Delta sharing and flattening data
The delta sharing upgrade is a native integration that enables Incorta customers to share operational data across a variety of data platforms and solutions. The updates are now live and available to all customers, Halliday said.
“There are a lot of challenges when you’re taking the relational dataset that resides behind an ERP (enterprise resource planning) and you’re trying to get it to kind of work for analytics because you have to transform it all to be workable,” Halliday said. “There’s data ‘flattening’ and you have to go through transformation processing in order to get the data into some kind of shape that’s usable for analytics. And that was a big bottleneck – the big pain point for many companies. So we focused on fixing that.”
Data flattening is the act of reconfiguring semi-structured data, such as name-value pairs in JSON, into separate columns where the name becomes the column name that holds the values in the rows. Data unflattening is the opposite; adding nested structure to relational data.

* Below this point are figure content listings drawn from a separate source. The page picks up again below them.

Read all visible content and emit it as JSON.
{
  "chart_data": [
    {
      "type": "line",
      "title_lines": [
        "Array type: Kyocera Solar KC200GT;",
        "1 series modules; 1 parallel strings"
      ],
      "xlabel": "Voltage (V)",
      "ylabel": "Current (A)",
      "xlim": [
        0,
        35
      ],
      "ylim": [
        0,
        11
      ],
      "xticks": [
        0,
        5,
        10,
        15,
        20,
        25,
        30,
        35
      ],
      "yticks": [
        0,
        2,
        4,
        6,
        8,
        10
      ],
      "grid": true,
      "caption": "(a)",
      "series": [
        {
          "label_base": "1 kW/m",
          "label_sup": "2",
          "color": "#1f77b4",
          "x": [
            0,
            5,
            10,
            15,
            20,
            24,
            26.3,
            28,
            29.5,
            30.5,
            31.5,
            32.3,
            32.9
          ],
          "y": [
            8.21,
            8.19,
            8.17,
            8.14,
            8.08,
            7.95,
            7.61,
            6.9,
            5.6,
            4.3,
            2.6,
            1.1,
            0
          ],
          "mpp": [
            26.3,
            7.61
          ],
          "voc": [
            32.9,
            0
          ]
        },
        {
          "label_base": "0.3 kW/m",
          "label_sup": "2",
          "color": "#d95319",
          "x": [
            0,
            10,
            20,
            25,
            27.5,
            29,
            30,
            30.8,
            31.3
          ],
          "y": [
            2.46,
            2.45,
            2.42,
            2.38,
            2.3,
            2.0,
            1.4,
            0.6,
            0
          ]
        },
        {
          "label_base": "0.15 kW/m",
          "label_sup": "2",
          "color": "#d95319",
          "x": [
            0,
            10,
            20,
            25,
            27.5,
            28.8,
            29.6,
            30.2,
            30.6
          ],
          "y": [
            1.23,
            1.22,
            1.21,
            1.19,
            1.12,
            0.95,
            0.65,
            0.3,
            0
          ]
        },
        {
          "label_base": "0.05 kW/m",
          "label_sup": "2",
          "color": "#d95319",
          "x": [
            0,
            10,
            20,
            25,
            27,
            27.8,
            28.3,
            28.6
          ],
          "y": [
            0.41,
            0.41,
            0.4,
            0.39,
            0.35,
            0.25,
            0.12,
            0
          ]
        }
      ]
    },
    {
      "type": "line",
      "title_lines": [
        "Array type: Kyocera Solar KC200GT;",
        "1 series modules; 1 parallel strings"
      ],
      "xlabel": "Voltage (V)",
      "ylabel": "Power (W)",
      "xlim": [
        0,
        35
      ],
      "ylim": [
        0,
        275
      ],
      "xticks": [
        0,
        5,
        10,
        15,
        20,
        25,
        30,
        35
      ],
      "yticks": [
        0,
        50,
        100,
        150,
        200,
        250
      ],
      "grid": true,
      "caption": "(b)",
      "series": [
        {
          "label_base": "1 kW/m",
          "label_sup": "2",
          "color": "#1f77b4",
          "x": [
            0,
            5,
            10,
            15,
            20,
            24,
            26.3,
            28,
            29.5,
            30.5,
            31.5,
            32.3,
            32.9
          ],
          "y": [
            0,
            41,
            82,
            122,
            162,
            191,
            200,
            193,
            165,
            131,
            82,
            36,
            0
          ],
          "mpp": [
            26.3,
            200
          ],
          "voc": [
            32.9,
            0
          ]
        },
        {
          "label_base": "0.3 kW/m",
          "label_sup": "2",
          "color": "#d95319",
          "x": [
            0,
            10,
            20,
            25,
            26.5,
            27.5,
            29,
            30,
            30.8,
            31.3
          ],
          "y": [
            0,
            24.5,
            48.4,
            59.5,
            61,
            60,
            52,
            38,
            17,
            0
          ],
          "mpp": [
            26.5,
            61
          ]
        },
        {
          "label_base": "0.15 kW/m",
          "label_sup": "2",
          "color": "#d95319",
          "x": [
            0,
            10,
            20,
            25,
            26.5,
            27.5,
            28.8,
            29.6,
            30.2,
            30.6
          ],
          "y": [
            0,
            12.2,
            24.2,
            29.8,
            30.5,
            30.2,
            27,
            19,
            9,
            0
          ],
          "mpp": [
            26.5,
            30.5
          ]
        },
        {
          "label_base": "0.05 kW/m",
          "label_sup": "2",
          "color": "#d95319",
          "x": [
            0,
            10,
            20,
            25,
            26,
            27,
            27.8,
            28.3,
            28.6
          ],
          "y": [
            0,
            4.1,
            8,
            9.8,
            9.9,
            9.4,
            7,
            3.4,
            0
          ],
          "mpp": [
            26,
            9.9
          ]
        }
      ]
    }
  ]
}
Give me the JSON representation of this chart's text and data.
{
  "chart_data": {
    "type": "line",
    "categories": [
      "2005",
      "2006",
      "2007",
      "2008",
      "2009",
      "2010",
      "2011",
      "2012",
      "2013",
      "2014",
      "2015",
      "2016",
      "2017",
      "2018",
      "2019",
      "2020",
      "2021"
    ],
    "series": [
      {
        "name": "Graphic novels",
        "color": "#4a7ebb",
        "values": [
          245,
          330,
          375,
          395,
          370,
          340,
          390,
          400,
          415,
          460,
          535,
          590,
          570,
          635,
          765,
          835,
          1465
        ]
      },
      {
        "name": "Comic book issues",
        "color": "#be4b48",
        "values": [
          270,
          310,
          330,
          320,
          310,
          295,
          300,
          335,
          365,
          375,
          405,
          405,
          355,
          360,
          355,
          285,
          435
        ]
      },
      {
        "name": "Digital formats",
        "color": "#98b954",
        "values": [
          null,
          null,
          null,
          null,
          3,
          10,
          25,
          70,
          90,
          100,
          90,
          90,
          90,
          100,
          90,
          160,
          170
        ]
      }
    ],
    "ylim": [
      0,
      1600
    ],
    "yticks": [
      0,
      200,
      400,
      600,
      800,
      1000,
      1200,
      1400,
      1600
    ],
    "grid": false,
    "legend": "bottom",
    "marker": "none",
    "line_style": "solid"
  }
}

“The cloud is bringing an entirely new level of openness and interoperability to data analytics, and that is creating so much innovation across the entire ecosystem,” Osama Elkady, Incorta cofounder and CTO, said in a media advisory. “Delta sharing is a huge enabler of this trend.”
Apps and analytics
Data apps make it fast and easy to get operational data from source systems and prepare it for business analysis, Halliday said. The analytical blueprints eliminate the need for complex star schemas and make it easy to start analyzing operational data in a few steps with prebuilt, flexible data pipelines, effectively demystifying the traditional steps associated with turning raw operational data into business-ready data, he said.
“Every company today struggles with operational analytics. Almost nobody talks about it, but even the most advanced companies of our time — the tech titans and pioneers of ‘data-as-a-service’ — are stuck with this monkey on their back,” Halliday said. “Incorta solves this problem, and our data apps are a springboard to even faster time to insight — eliminating so much of the work needed to access, organize and present data from popular business systems such as Oracle EBS, ERP Cloud, NetSuite, SAP, JD Edwards, Salesforce and a rapidly growing number of others.”
Gartner Research groups Incorta with market competitors such as Tableau, Microsoft, Oracle, Qlik, Domo and Alteryx.
The company is backed by GV (formerly Google Ventures), Kleiner Perkins, M12 (formerly Microsoft Ventures), Telstra Ventures and Sorenson Capital, while its customers include Broadcom, Vitamix, Equinix and Credit Suisse.